New test for Ebola dramatically cuts diagnosis time
Simple paper strip developed by MIT can diagnose Ebola and other fevers within 10 minutes
A new test from researchers at Massachusetts Institute of Technology cuts the time it takes to diagnose Ebola from at least a day or two, to just 10 minutes.
The device is a simple paper strip, similar to a pregnancy test. Not only can it rapidly diagnose Ebola, but also other haemorrhagic fevers such as yellow fever and dengue fever.
Time is of essence in Ebola diagnosis, to determine whether a patient requires immediate treatment and isolation, to prevent the disease from spreading further.
The current method of diagnosis involves a patient’s blood sample being sent to a lab, where advanced techniques are performed to detect genetic material from the Ebola virus. While this is very accurate, it takes at least a day or two to yield results.
Further, some areas of Africa where Ebola and other fevers are endemic have limited access to this kind of technology.
“For many hemorrhagic fever viruses, like West Nile and dengue and Ebola, and a lot of other ones in developing countries, like Argentine hemorrhagic fever and the Hantavirus diseases, there are just no rapid diagnostics at all,” says Lee Gehrke, a professor at MIT's Institute for Medical Engineering and Science who started developing the device with colleague Kimberly Hamad-Schifferli four years ago.
Hamad-Schifferli and Gehrke, are the senior authors of the paper describing the new device in the journal Lab on a Chip.
The new device is a colour-coded test that relies on lateral flow technology, which is used in pregnancy tests and has recently been exploited for diagnosing strep throat and other bacterial infections.
The strip uses nanoparticles that are made of silver and can take on different colours depending on their size. The researchers created red, orange, and green nanoparticles and linked them to antibodies that recognise Ebola, dengue fever, and yellow fever.
As a patient's blood serum flows along the strip, any viral proteins that match the antibodies painted on the stripes will get caught, and those nanoparticles will become visible.

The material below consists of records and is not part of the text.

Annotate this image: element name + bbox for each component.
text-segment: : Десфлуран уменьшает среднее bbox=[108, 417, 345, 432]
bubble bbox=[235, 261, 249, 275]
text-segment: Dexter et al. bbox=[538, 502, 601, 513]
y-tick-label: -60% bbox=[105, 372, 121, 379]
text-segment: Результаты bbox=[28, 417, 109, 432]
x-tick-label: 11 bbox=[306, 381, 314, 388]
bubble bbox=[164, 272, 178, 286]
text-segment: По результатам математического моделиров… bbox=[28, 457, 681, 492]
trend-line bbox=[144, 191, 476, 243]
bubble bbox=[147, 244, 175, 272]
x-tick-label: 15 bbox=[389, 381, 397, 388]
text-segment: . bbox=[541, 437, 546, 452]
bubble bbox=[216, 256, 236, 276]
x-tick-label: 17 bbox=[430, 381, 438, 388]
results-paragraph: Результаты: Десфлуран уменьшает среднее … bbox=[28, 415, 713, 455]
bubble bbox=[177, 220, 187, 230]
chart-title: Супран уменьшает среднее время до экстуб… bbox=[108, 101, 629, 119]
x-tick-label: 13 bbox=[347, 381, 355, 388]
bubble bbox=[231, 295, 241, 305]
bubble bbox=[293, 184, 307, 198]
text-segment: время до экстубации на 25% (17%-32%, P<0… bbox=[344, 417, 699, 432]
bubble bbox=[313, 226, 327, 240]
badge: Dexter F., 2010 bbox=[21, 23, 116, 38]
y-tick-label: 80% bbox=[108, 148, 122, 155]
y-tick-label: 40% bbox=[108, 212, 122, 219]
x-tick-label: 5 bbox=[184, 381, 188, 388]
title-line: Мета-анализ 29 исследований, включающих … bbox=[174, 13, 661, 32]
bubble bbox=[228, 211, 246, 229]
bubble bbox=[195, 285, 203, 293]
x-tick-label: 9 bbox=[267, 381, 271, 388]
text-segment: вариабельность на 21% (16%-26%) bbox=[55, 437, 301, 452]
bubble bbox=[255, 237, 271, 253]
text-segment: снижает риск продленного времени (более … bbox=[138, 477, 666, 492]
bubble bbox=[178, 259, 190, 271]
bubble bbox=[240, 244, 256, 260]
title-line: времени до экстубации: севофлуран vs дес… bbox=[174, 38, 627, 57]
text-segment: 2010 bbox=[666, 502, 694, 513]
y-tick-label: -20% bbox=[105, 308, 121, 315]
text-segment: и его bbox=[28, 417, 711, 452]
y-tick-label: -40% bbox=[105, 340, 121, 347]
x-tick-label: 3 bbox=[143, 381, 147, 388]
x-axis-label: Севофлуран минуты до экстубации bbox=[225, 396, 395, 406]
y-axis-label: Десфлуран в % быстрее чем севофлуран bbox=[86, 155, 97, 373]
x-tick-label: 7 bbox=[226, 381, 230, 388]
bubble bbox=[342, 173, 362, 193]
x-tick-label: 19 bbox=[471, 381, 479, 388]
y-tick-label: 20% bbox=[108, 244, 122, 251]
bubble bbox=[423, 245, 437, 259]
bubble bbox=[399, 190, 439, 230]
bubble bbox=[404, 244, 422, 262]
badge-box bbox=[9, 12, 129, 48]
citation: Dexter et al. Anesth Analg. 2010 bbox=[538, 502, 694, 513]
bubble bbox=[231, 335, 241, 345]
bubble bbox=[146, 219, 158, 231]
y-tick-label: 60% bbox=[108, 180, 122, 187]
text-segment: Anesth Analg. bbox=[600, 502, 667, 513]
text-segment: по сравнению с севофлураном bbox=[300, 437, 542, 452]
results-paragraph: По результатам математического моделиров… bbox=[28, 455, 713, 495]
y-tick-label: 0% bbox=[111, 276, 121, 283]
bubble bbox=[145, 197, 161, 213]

This can be seen by the naked eye; for those who are colorblind, a cellphone camera could be used to distinguish the colors.
"When we run a patient sample through the strip, if you see an orange band you know they have yellow fever, if it shows up as a red band you know they have Ebola, and if it shows up green then we know that they have dengue," Hamad-Schifferli says.
With the process taking only about 10 minutes, the researchers envision their new device as a complement to existing diagnostic technologies.
“If you're in a situation in the field with no power and no special technologies, if you want to know if a patient has Ebola, this test can tell you very quickly that you might not want to put that patient in a waiting room with other people who might not be infected,” says Gehrke, who is also a professor of microbiology and immunology at Harvard Medical School.
“That initial triage can be very important from a public health standpoint, and there could be a follow-up test later with PCR [polymerase chain reaction] or something to confirm.”
The researchers are now testing the device in the lab with engineered viral proteins, as well as serum samples from infected animals. They hope to obtain approval from the US Food and Drug Administration to begin using the device in areas where the Ebola outbreak is still ongoing.
According to the latest situation update from the World Health Organisation, as of February 15, there have been 23,253 total confirmed, probable and suspected cases of Ebola virus disease reported in nine countries.
However, the number of Ebola cases have fallen rapidly in the past two months, with about 10 times fewer people diagnosed with Ebola each week than in September last year.
A total of 128 new confirmed cases of the disease were reported in the week to Feb 15: 52 from Guinea (the first week-to-week decline since Jan 25); 74 from Sierra Leone, where transmission remains widespread; and two from Liberia.
According to the WHO, over 40 new confirmed cases were identified only when testing was carried out on samples from individuals after they died in the community, away from treatment facilities.
“Not only have these individuals not received potentially life-saving treatment, but other members of the community have been put at greater risk of exposure to Ebola virus disease than they would have been had those individuals been isolated when they first showed symptoms,” says the WHO report.
MIT’s new testing strip could perhaps prevent more of these cases from happening.
“Thankfully the Ebola outbreak is dying off, which is a good thing,” Gehrke says. “But what we're thinking about is what's coming next. There will undoubtedly be other viral outbreaks. It might be Sudan virus, it might be another hemorrhagic fever. What we're trying to do is develop the antibodies needed to be ready for the next outbreak that's going to happen.”